Can you take supplements on keto? This may sound like a silly question, but due to the perception that the keto diet is restrictive, it’s a question that pops up quite often, and if you do choose to take supplements, what are the best supplements for keto diets?
Dr. Westman has some helpful advice that’ll put your mind at ease. He also weighs in on whether or not taking supplements, vitamins, or minerals on the keto diet is even necessary at all.
Is it healthy to do a keto diet and do you need supplementation?
For a long time, people survived without ever needing any supplements added to their diets, which begs the question, are you getting all the nutrition you need from the foods that you eat? If you’re consuming a good selection of foods that have everything you need in it, then from a keto nutrition perspective, you’ll be fine.
People focused on achieving weight loss on keto generally recommend a multivitamin every day. “There are actually a few papers that suggest that taking a multivitamin might not be good for you, and might even be harmful,” points out Dr. Westman. Many people struggle to conceive how innocent vitamins can be harmful, but food can be extremely powerful as you’ll understand if you’ve treated and fixed a medical problem just by changing the food you eat with the keto diet.
Could you function better on the keto diet if you’re using supplements?
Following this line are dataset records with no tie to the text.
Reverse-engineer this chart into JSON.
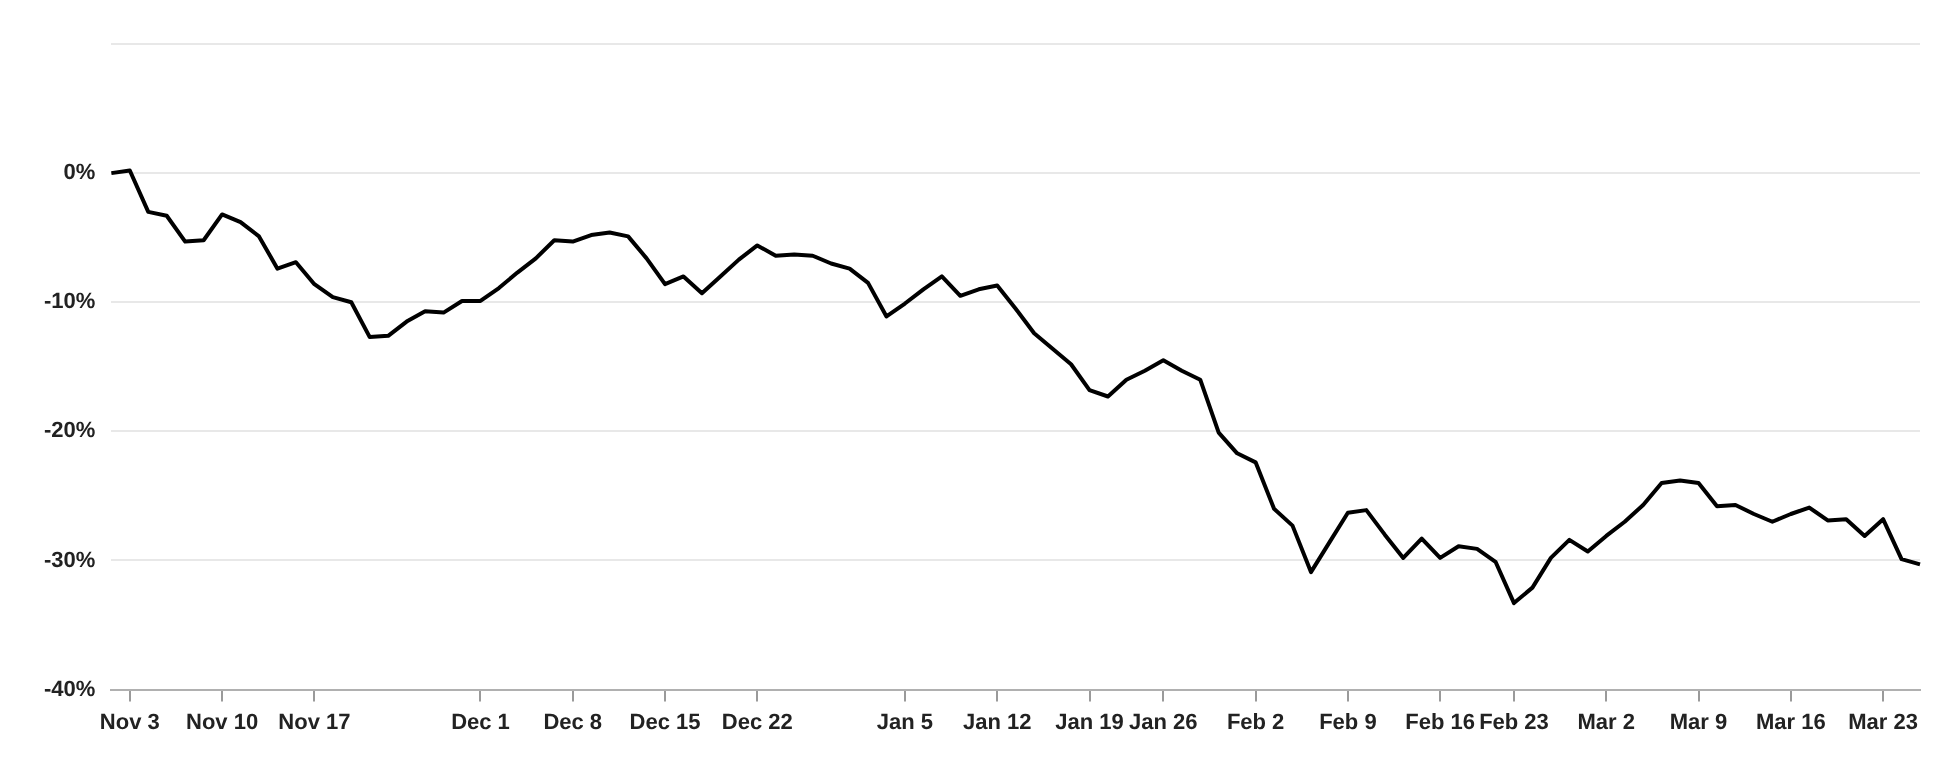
{
  "chart_data": {
    "type": "line",
    "categories": [
      null,
      "Nov 3",
      null,
      null,
      null,
      null,
      "Nov 10",
      null,
      null,
      null,
      null,
      "Nov 17",
      null,
      null,
      null,
      null,
      null,
      null,
      null,
      null,
      "Dec 1",
      null,
      null,
      null,
      null,
      "Dec 8",
      null,
      null,
      null,
      null,
      "Dec 15",
      null,
      null,
      null,
      null,
      "Dec 22",
      null,
      null,
      null,
      null,
      null,
      null,
      null,
      "Jan 5",
      null,
      null,
      null,
      null,
      "Jan 12",
      null,
      null,
      null,
      null,
      "Jan 19",
      null,
      null,
      null,
      "Jan 26",
      null,
      null,
      null,
      null,
      "Feb 2",
      null,
      null,
      null,
      null,
      "Feb 9",
      null,
      null,
      null,
      null,
      "Feb 16",
      null,
      null,
      null,
      "Feb 23",
      null,
      null,
      null,
      null,
      "Mar 2",
      null,
      null,
      null,
      null,
      "Mar 9",
      null,
      null,
      null,
      null,
      "Mar 16",
      null,
      null,
      null,
      null,
      "Mar 23",
      null,
      null
    ],
    "series": [
      {
        "color": "#000000",
        "values": [
          0,
          0.2,
          -3.0,
          -3.3,
          -5.3,
          -5.2,
          -3.2,
          -3.8,
          -4.9,
          -7.4,
          -6.9,
          -8.6,
          -9.6,
          -10.0,
          -12.7,
          -12.6,
          -11.5,
          -10.7,
          -10.8,
          -9.9,
          -9.9,
          -8.9,
          -7.7,
          -6.6,
          -5.2,
          -5.3,
          -4.8,
          -4.6,
          -4.9,
          -6.6,
          -8.6,
          -8.0,
          -9.3,
          -8.0,
          -6.7,
          -5.6,
          -6.4,
          -6.3,
          -6.4,
          -7.0,
          -7.4,
          -8.5,
          -11.1,
          -10.1,
          -9.0,
          -8.0,
          -9.5,
          -9.0,
          -8.7,
          -10.5,
          -12.4,
          -13.6,
          -14.8,
          -16.8,
          -17.3,
          -16.0,
          -15.3,
          -14.5,
          -15.3,
          -16.0,
          -20.1,
          -21.7,
          -22.4,
          -26.0,
          -27.3,
          -30.9,
          -28.6,
          -26.3,
          -26.1,
          -28.0,
          -29.8,
          -28.3,
          -29.8,
          -28.9,
          -29.1,
          -30.1,
          -33.3,
          -32.1,
          -29.8,
          -28.4,
          -29.3,
          -28.1,
          -27.0,
          -25.7,
          -24.0,
          -23.8,
          -24.0,
          -25.8,
          -25.7,
          -26.4,
          -27.0,
          -26.4,
          -25.9,
          -26.9,
          -26.8,
          -28.1,
          -26.8,
          -29.9,
          -30.3
        ]
      }
    ],
    "ylim": [
      -40,
      10
    ],
    "yticks": [
      {
        "value": -40,
        "label": "-40%"
      },
      {
        "value": -30,
        "label": "-30%"
      },
      {
        "value": -20,
        "label": "-20%"
      },
      {
        "value": -10,
        "label": "-10%"
      },
      {
        "value": 0,
        "label": "0%"
      },
      {
        "value": 10,
        "label": null
      }
    ],
    "grid": "y",
    "legend": false,
    "marker": "none",
    "line_style": "solid"
  }
}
When you start a keto diet, the most important thing to remember is that you’ll have to cut down on carbohydrates, and ensure that you get an adequate amount of protein. Don’t worry too much about supplements. If however, you do get symptoms like muscle cramps or constipation, then you could consider supplementing with electrolytes, sodium, and magnesium.
What’s the best way to get magnesium?
If you have symptoms such as body aches, cramps, or constipation, the best thing you can supplement with is a widely available product called Milk of Magnesia (Magnesium Hydroxide). To relieve the clinical symptoms of muscle cramps or constipation, simply take a teaspoon of it at bedtime for a week. Milk of Magnesia is a common remedy that should be readily available over the counter so there’s no need for a prescription.
What other supplements can you take for cramps and constipation on a keto diet?
There are multiple ways to fix clinical problems, if you’re experiencing a chronic condition like muscle cramps or constipation and it seems to be an electrolyte imbalance, you’ll just need to ensure that you’re getting enough sodium/salt. Having a little extra bouillon actually relieves some of the symptoms if there’s no history of high blood pressure or heart failure. Salt, magnesium, and potassium all work together in synergy to relieve symptoms, but using just one could be useful to treat all three.
“In extreme cases, I’ve had some people who work out their own formula of bone broth and other ingredients to actually fix the muscle cramps over time,” says Dr. Westman. The basics of keto nutrition are simply eating real food, as long as it’s nose to tail, with some vitamins and minerals from the veggies and leafy greens which will allow you to get all the vitamins and minerals you need.
Do athletes and active people need supplements on the keto diet?
There’s no reason for athletic people to create a deficiency in their bodies while following a keto diet, so it’s best to just keep it simple. However, if you’re looking into keto diets for athletes while also trying to optimize your physical functioning like running, for example, then you might want to consult a sports nutritionist. They may have supplementation programs that they use to optimize your physical performance.